On the DC side (left side of the panel), I installed a new Balmer Smart Gauge to complement my 4 x 6 volt house battery bank. Now I can monitor voltage on both the house and engine start (single Group 27) batteries. It also self calibrates and reads out the State of Charge of the house bank which gives me insight into my rate of consumption or recharge. I'm already seeing that the 35 amp stock alternator doesn't do much in recharging my batteries. I knew it didn't but not with any degree of accuracy. Thanks Mainsail for doing all the research on this device. I purchased it on an Active Captain special price at Defender a couple of months ago. I also used an old analog DC Ammeter I've had forever that has an internal shunt, so wiring it in series with the panel feed was easy. I could really see the reduction in draw as I swapped my incandescent light bulbs out for LEDs. The last big improvement was to buy a power accessory from the auto parts store that had 2 12V DC power receptacles and 2 USB ports. I took it apart and drilled my aluminum plate out to accept them. Very convenient.
On the AC side I installed a combination digital voltmeter/ammeter that I bought on Amazon.

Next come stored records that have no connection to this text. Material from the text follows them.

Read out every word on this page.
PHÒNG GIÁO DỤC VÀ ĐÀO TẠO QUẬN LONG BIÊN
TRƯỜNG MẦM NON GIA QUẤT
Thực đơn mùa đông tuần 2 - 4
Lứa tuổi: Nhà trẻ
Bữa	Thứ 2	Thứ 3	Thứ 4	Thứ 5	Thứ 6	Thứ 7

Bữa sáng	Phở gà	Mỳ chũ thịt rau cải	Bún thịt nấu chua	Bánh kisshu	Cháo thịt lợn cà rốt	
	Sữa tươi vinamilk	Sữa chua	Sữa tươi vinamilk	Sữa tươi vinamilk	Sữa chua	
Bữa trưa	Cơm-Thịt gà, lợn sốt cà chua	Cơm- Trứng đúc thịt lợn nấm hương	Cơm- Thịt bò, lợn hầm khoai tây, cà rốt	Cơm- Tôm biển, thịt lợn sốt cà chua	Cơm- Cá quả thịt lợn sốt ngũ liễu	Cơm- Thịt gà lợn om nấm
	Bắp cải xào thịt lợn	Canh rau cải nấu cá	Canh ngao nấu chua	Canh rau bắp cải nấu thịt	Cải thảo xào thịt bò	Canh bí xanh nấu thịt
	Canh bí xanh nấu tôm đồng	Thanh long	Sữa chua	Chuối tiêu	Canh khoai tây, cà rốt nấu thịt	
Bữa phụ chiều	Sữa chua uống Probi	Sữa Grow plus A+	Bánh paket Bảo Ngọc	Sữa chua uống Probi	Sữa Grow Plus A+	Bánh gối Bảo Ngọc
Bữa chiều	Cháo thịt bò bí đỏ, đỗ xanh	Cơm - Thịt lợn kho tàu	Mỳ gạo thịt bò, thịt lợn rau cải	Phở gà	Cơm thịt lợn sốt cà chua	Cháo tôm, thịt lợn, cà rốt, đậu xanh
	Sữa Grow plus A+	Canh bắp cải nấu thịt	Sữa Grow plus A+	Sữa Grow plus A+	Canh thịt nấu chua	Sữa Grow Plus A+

That was easy to wire as it uses a sense coil for current that I slipped over the AC main wire as it attaches to the circuit breaker. I monitor voltage on the input of the circuit breaker so I can see right away if the shore power is on even if my main is off. Nice to see the current draw of the water heater, microwave and space heater (the big ticket items). We've always been careful of what breakers to turn off before using those various devices (never in combination) just so we don't run the risk of overheating wiring if the breaker should not trip. I also added a GFCI outlet at the nav station in that new panel. It was always a pain to drape a power cord clear back (or really forward) half way down the cabin to the nearest 110V receptacle to use some accessory. Since this model Hunter had no GFCI receptacles at all, it is a nice addition. The port AC breaker had two black wires sharing the output terminal: one went aft to a single receptacle in the rear stateroom, the other went forward to service receptacles in the main salon, vanity and forward v-berth areas. In the new setup, I ran a single wire off the breaker to the Line feed input of the GFCI. Then I took the existing cable that went aft and attached it to the Load side of the GFCI. I then took a new piece of 14/2 with ground and came back from the aft receptacle and connected it to the previous run going forward. Now that GFCI at the nav table protects the entire port side of the boat. Much safer. I still have to install another GFCI on the starboard galley receptacle to protect that side (next week).
Its nice to monitor usage and tidy up a bit with extraneous cords for laptops, cell phones and the like. And I like the security of the GFCI (long overdue).